Os bispos argentinos expressaram na semana passada sua preocupação com o processo de concentração de terras do país nas mãos de estrangeiros ou de grandes grupos, em detrimento dos pequenos produtores.

Segundo estimativa do Exército, 10% do território da Argentina -270 mil km2- pertencem a estrangeiros. Haveria outros 32 milhões de hectares de terras em processo de venda a investidores internacionais.

A Conferência Episcopal Argentina afirmou que há “venda indiscriminada de grandes extensões” e um processo de “estrangeirização da terra”, com danos sociais e ambientais, e questionou a responsabilidade do Estado. A entidade divulgou o estudo “Uma Terra para Todos”, em parceria com a Universidade Católica Argentina, que destaca ainda que as áreas vendidas abrigam importantes reservatórios de água.

O movimento dos bispos ocorre enquanto se discute na Argentina uma polêmica proposta do piqueteiro Luis d’Elia, atual subsecretário de terras do governo do presidente Néstor Kirchner, para expropriar terras de estrangeiros.

No início de agosto, D’Elia invadiu a propriedade do empresário americano Douglas Rainsford Tompkins, na Província de Corrientes. O piqueteiro sustenta que as terras são improdutivas e guardam um “enorme reservatório de água”.

Em seguida, chegou ao Congresso projeto de lei assinado por uma deputada kirchnerista para desapropriar 300 mil hectares de Tompkins e criar ali uma reserva nacional.

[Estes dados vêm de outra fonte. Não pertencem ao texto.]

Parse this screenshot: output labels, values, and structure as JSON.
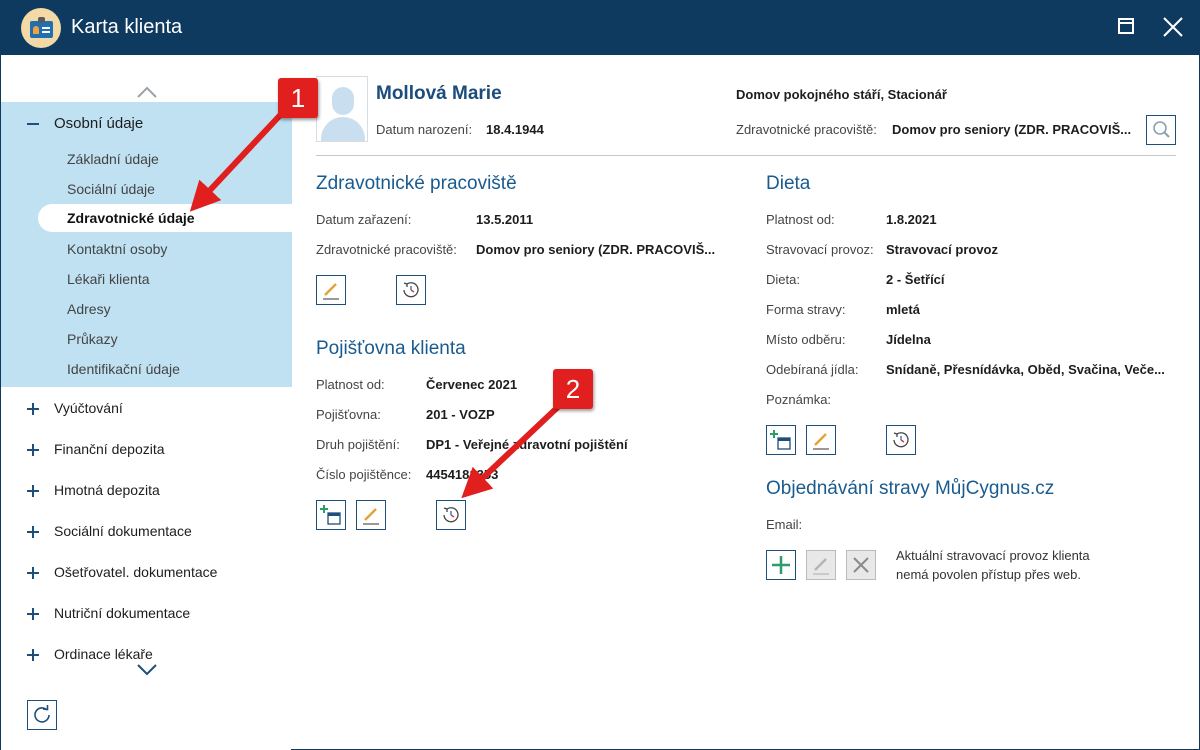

O mal-estar foi tanto que a Casa Rosada chegou a dizer que não apoiava expropriações. Porém, o governo se aproveitou da ação de D’Elia para mostrar que não está alinhado com o “imperialismo” dos EUA.
Tompkins, 63, diz comprar terras para preservá-las.

Ao saber das declarações dos bispos, D’Elia elogiou os religiosos. Os bispos, entretanto, reagiram dizendo não defender a expropriação de terras, apenas a implementação de uma “política governamental mais responsável”.

Surpreendentemente, em nota, Tompkins também elogiou os bispos. Disse que tem “pontos de vista similares”, que a concentração de terras é fruto do “capitalismo de livre comércio desenfreado” e que pretende doar a área a uma reserva nacional “após recuperar o ecossistema”.

Frisou, porém, que não comprou terras de pequenos produtores em dificuldade, mas de grandes proprietários.

Magnatas

A Argentina não possui lei federal para regular a venda de terras a estrangeiros -todos os projetos relacionados ao tema estão parados no Congresso. O ex-presidente Carlos Menem é apontado como o responsável por acelerar o processo de “estrangeirização de terras” nos anos 90.

Um livro-reportagem sobre quem são os magnatas donos de terras na Patagônia -onde fica Santa Cruz, a Província natal do presidente Néstor Kirchner- acaba de ser lançado na Argentina. “Patagônia Vendida”, escrito pelo jornalista Gonzalo Sánchez, da revista semanal “Notícias”, descreve os motivos e os caprichos de alguns desses milionários, cujas fortunas, juntas, superam o PIB da Bolívia.

Entre eles está a família Benetton, a maior proprietária privada de terras na Argentina, que está na mira de Luis d’Elia; Ted Turner, o fundador da rede CNN, que teria comprado uma grande área apenas para pescar trutas; e Joseph Lewis, o sexto homem mais rico da Inglaterra, dono de um império que inclui o Hard Rock Café e o Planet Hollywood.

Na semana passada, a CNN exibiu uma reportagem criticando Luis d’Elia e a “instabilidade” existente na Argentina.

Bill Gates, o homem mais rico do mundo, também investirá na Patagônia, mas em uma mina de prata: serão cerca de US$ 120 milhões.